I recently spoke with Steve about his love of soccer and asked him to write something about this love. I’d forgotten he played for Furman University against Clemson.  Steve wrote:
 
I play soccer at least twice a week; I watch it all the time, I coach.
Growing up in super small towns in the 60's and 70's I had little
exposure to the sport until I found a thriving culture in a New England 
boarding school at age 13.  I was tough and fast enough to play American football
but my size kept me from imagining I could be great, or even
stay alive.  Soccer was the perfect match for this wild country boy.
 
Soccer is one of those sports that one can run around not knowing what
they are doing until they might, through osmosis, put
the science and the art together to actually figure out how to play well.
I don't think I have even figured that out yet, but I have my moments.
 
Soccer found me touring with an all-star American team in Germany and Austria.

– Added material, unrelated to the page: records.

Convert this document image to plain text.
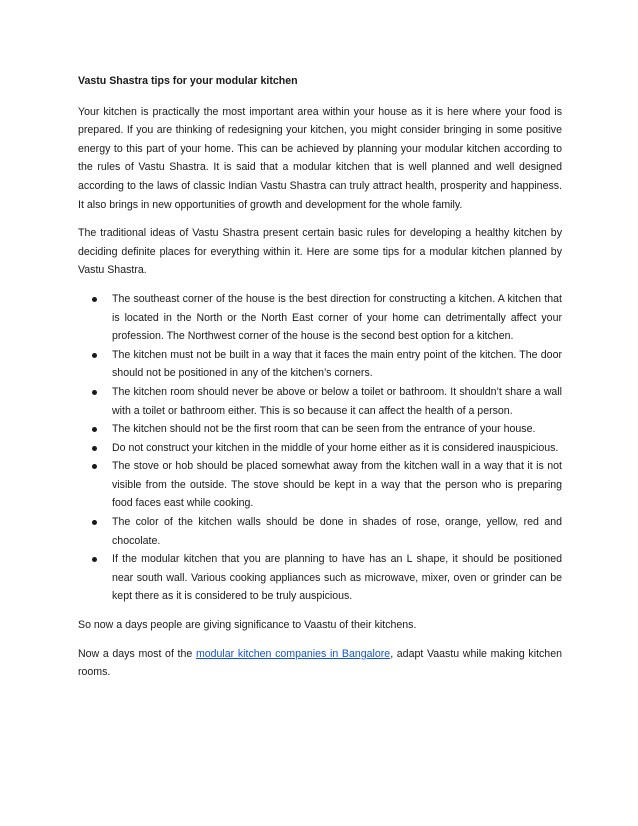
Vastu Shastra tips for your modular kitchen

Your kitchen is practically the most important area within your house as it is here where your food is prepared. If you are thinking of redesigning your kitchen, you might consider bringing in some positive energy to this part of your home. This can be achieved by planning your modular kitchen according to the rules of Vastu Shastra. It is said that a modular kitchen that is well planned and well designed according to the laws of classic Indian Vastu Shastra can truly attract health, prosperity and happiness. It also brings in new opportunities of growth and development for the whole family.

The traditional ideas of Vastu Shastra present certain basic rules for developing a healthy kitchen by deciding definite places for everything within it. Here are some tips for a modular kitchen planned by Vastu Shastra.

The southeast corner of the house is the best direction for constructing a kitchen. A kitchen that is located in the North or the North East corner of your home can detrimentally affect your profession. The Northwest corner of the house is the second best option for a kitchen.
The kitchen must not be built in a way that it faces the main entry point of the kitchen. The door should not be positioned in any of the kitchen’s corners.
The kitchen room should never be above or below a toilet or bathroom. It shouldn’t share a wall with a toilet or bathroom either. This is so because it can affect the health of a person.
The kitchen should not be the first room that can be seen from the entrance of your house.
Do not construct your kitchen in the middle of your home either as it is considered inauspicious.
The stove or hob should be placed somewhat away from the kitchen wall in a way that it is not visible from the outside. The stove should be kept in a way that the person who is preparing food faces east while cooking.
The color of the kitchen walls should be done in shades of rose, orange, yellow, red and chocolate.
If the modular kitchen that you are planning to have has an L shape, it should be positioned near south wall. Various cooking appliances such as microwave, mixer, oven or grinder can be kept there as it is considered to be truly auspicious.

So now a days people are giving significance to Vaastu of their kitchens.

Now a days most of the modular kitchen companies in Bangalore, adapt Vaastu while making kitchen rooms.
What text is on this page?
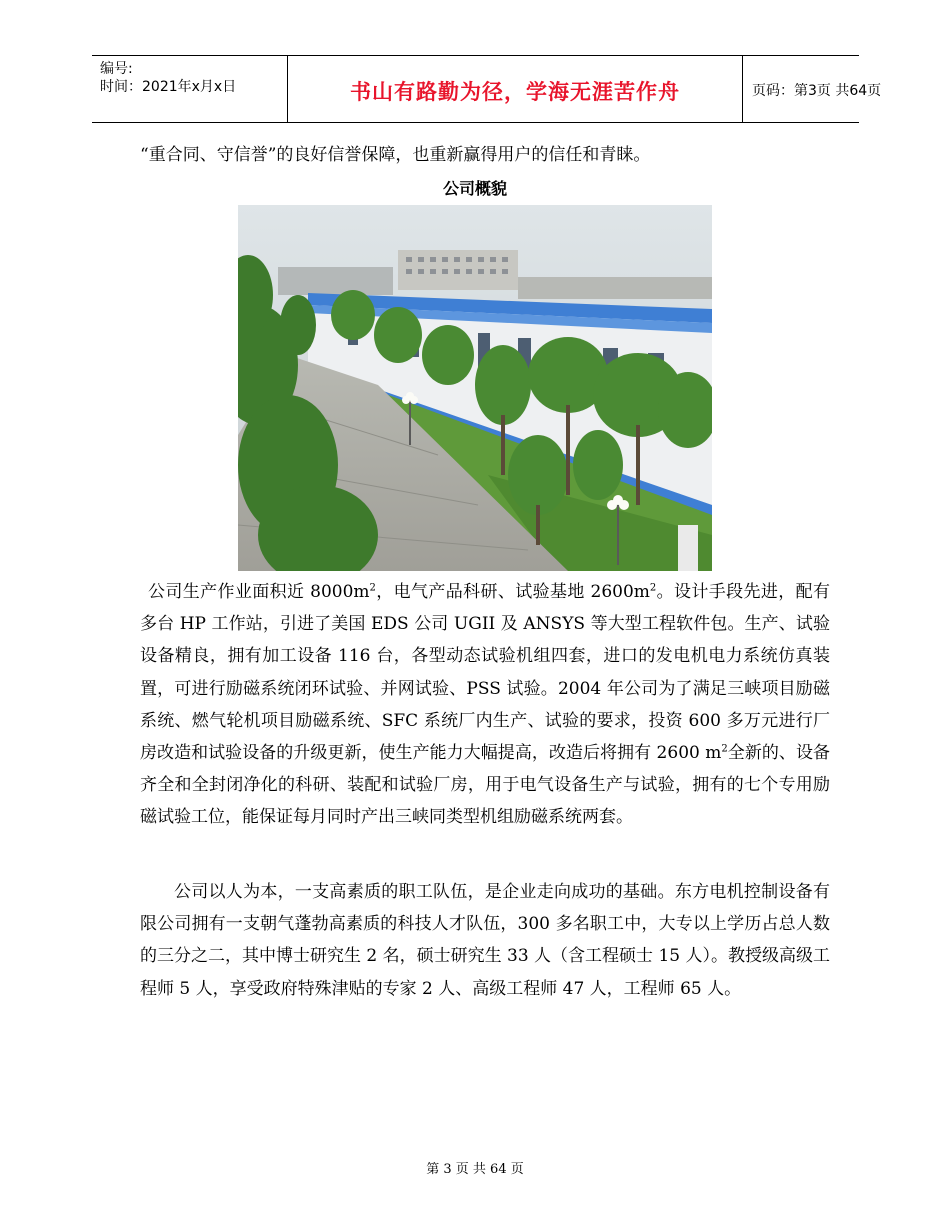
编号:
时间：2021年x月x日	书山有路勤为径，学海无涯苦作舟	页码：第3页 共64页
“重合同、守信誉”的良好信誉保障，也重新赢得用户的信任和青睐。
公司概貌

公司生产作业面积近 $8000m^2$，电气产品科研、试验基地 $2600m^2$。设计手段先进，配有多台 HP 工作站，引进了美国 EDS 公司 UGII 及 ANSYS 等大型工程软件包。生产、试验设备精良，拥有加工设备 116 台，各型动态试验机组四套，进口的发电机电力系统仿真装置，可进行励磁系统闭环试验、并网试验、PSS 试验。2004 年公司为了满足三峡项目励磁系统、燃气轮机项目励磁系统、SFC 系统厂内生产、试验的要求，投资 600 多万元进行厂房改造和试验设备的升级更新，使生产能力大幅提高，改造后将拥有 2600 $m^2$全新的、设备齐全和全封闭净化的科研、装配和试验厂房，用于电气设备生产与试验，拥有的七个专用励磁试验工位，能保证每月同时产出三峡同类型机组励磁系统两套。

公司以人为本，一支高素质的职工队伍，是企业走向成功的基础。东方电机控制设备有限公司拥有一支朝气蓬勃高素质的科技人才队伍，300 多名职工中，大专以上学历占总人数的三分之二，其中博士研究生 2 名，硕士研究生 33 人（含工程硕士 15 人）。教授级高级工程师 5 人，享受政府特殊津贴的专家 2 人、高级工程师 47 人，工程师 65 人。

第 3 页 共 64 页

I actually remember the post game celebrating more than the games.  We were easily
defeated game after game but I managed to score a lot of goals and I was always
invited to party with our victors after the matches.  Much schnapps and beer, and laughing.     
 
 
Some of my favorite moments have been watching the beautiful game.
It was never, or hardly, on TV so if I wasn't reading book upon book about
World Cups past and the South American and European leagues, I was capturing
some local college games in my home town which happened to be just a few
miles away from Clemson University who didn't begin its Varsity soccer program
until 1967-the same year we moved to Pickens, South Carolina.
 
 
I.M. Ibraham, the father of Clemson soccer, imported players from around the world
and especially Africa and South America.  I was awed by these players and watched
as they ran circles around teams who had predominately Americans on their teams.
They were always top of their conference and won at least two national championships.
I was actually, years later, one of those unenlightened Americans when I played for Furman University on the very Clemson soccer field I spent so many languid afternoons watching those foreign artists do their magic.  My full circle moment might sound more romantic than it actually was, I remember touching the ball very few times, but just the fact that I was playing division one soccer against one of the best teams in college history was enough for me.  Yes, we lost the game.  By a lot.           
 
 
Soccer saved me.  That is a myth I perpetuate but which is based in truth.  It enchants my son, Morgan, and I am catching up on all the soccer I couldn't watch when I was young by catching as many games as I can on the computer and here at our local college the Berkeley Bears, who have great women and men's teams.  My wife [Michelle] and I even caught a live World Cup game in Berlin Germany in 2006 where we sighted a burgeoning, 18-year- old, Lionel Messi who has since become, arguably, soccer's greatest player of all time.  We were there from the beginning.
 
I was there at the beginning of soccer in our own country.  We have come a long way, baby. I still want to be a professional soccer player.  Maybe my dream will come true: actually, it already has.